Poza złośliwą opozycją, kilkoma dniami ewentualnego poślizgu nikt się nie
przejmie. W ogóle wychodzi na to, iż nasza naiwna Konstytucja nadała ustawie
budżetowej przesadnie wysoką rangę. Przecież samo istnienie budżetu jako
kategorii makroekonomicznej okazuje się nie na rękę władzy - zarówno
dysponentom poszczególnych części budżetowych, jak i rządowi w całości.
Tylko tak można wytłumaczyć wniesienie projektu ustawy o budowie i
eksploatacji dróg krajowych, znanej pod nazwą ustawy o winietach.
To fakt, że pieniądze z podatku wliczonego w cenę paliwa, trafiające do
województw i powiatów jako tzw. część drogowa subwencji ogólnej - w tym roku
jest to kwota ponad 2,5 mld zł - wydawane są na wszystko, tylko nie na
drogi.
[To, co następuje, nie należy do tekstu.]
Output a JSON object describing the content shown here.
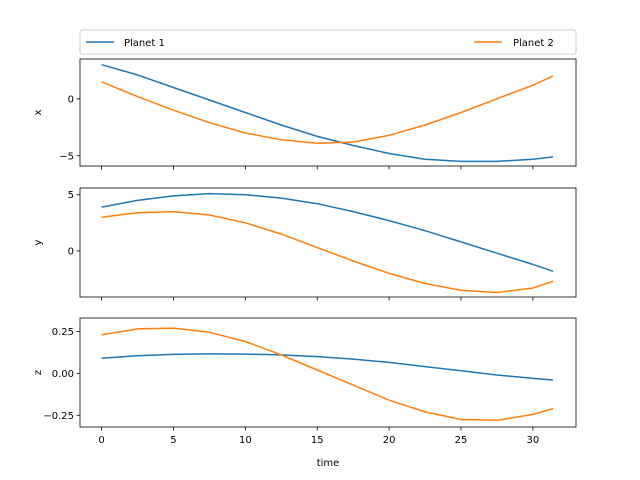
{
  "chart_data": {
    "type": "line",
    "legend": {
      "placement": "top",
      "entries": [
        "Planet 1",
        "Planet 2"
      ]
    },
    "xlabel": "time",
    "xlim": [
      -1.5,
      33.0
    ],
    "xticks": [
      0,
      5,
      10,
      15,
      20,
      25,
      30
    ],
    "x": [
      0,
      2.5,
      5,
      7.5,
      10,
      12.5,
      15,
      17.5,
      20,
      22.5,
      25,
      27.5,
      30,
      31.4
    ],
    "colors": {
      "Planet 1": "#1f77b4",
      "Planet 2": "#ff7f0e"
    },
    "panels": [
      {
        "ylabel": "x",
        "ylim": [
          -5.9,
          3.5
        ],
        "yticks": [
          0,
          -5
        ],
        "ytick_labels": [
          "0",
          "−5"
        ],
        "series": [
          {
            "name": "Planet 1",
            "values": [
              3.0,
              2.1,
              1.0,
              -0.1,
              -1.2,
              -2.3,
              -3.3,
              -4.1,
              -4.8,
              -5.3,
              -5.5,
              -5.5,
              -5.3,
              -5.1
            ]
          },
          {
            "name": "Planet 2",
            "values": [
              1.5,
              0.2,
              -1.0,
              -2.1,
              -3.0,
              -3.6,
              -3.9,
              -3.8,
              -3.2,
              -2.3,
              -1.2,
              0.0,
              1.2,
              2.0
            ]
          }
        ]
      },
      {
        "ylabel": "y",
        "ylim": [
          -4.1,
          5.6
        ],
        "yticks": [
          5,
          0
        ],
        "ytick_labels": [
          "5",
          "0"
        ],
        "series": [
          {
            "name": "Planet 1",
            "values": [
              3.9,
              4.5,
              4.9,
              5.1,
              5.0,
              4.7,
              4.2,
              3.5,
              2.7,
              1.8,
              0.8,
              -0.2,
              -1.2,
              -1.8
            ]
          },
          {
            "name": "Planet 2",
            "values": [
              3.0,
              3.4,
              3.5,
              3.2,
              2.5,
              1.5,
              0.3,
              -0.9,
              -2.0,
              -2.9,
              -3.5,
              -3.7,
              -3.3,
              -2.7
            ]
          }
        ]
      },
      {
        "ylabel": "z",
        "ylim": [
          -0.32,
          0.33
        ],
        "yticks": [
          0.25,
          0.0,
          -0.25
        ],
        "ytick_labels": [
          "0.25",
          "0.00",
          "−0.25"
        ],
        "series": [
          {
            "name": "Planet 1",
            "values": [
              0.09,
              0.105,
              0.113,
              0.116,
              0.115,
              0.11,
              0.1,
              0.085,
              0.065,
              0.04,
              0.015,
              -0.01,
              -0.03,
              -0.04
            ]
          },
          {
            "name": "Planet 2",
            "values": [
              0.23,
              0.265,
              0.27,
              0.245,
              0.19,
              0.11,
              0.02,
              -0.07,
              -0.16,
              -0.23,
              -0.275,
              -0.28,
              -0.245,
              -0.21
            ]
          }
        ]
      }
    ]
  }
}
Starostowie bez skrępowania potwierdzają uprawianie tego procederu,
jako że inaczej musieliby swoje powiaty po prostu zamknąć. Wyegzekwowanie
wydawania subwencji drogowej zgodnie z jej przeznaczeniem jest niemożliwe,
ponieważ jednostki samorządu terytorialnego w rewanżu zaczęłyby egzekwować
pieniądze na wykonywanie ich ustawowych zadań. Jeśli te rozrachunki sektora
publicznego się wyzeruje - wychodzi czarno na białym, że opłata winietowa
jest najczystszym podatkiem.
Najciemniejszą stroną owego podatku jest sama jego konstrukcja. Oto kolejny
gigantyczny strumień pieniędzy ściąganych od społeczeństwa ma popłynąć koło
budżetu! Żadna to pociecha, iż szlaki są już przetarte przez fundusze
celowe, abonament radiowo-telewizyjny i inne podatkowe hybrydy. Projekt
ustawy o winietach zawiera rozwiązanie jeszcze bardziej szkodliwe, niż
utworzenie kolejnego funduszu celowego - mianowicie powołanie spółki skarbu
państwa pod nazwą Zarząd Dróg Krajowych.
Przy ogólnej mizerii budżetu państwa, wszelkie fundusze wyodrębnione ze
wspólnej kasy jawią się oazami dobrobytu - dla ich zarządów. Ideałem staje
się ustalenie ustawą jakiejś sztywnej kwoty lub wskaźnik, które nie
podlegają już żadnej ingerencji w czasie prac nad budżetem. Autorom
koncepcji winiet tak się to podoba, że w swoim tupecie tracą wszelką miarę.
Janusz Lisak, szef klubu UP stwierdził wręcz, iż KAŻDY pieniądz idący
poprzez budżet państwa (w domyśle - na drogi) będzie wydany niezgodnie z
jego celem.
Wypada zapytać - jakiż to wróg ludu rozkrada budżet i kto mu to umożliwia?
Czyżby po roku rządzenia ekipa SLD-UP-PSL nie dowierzała już SAMA SOBIE?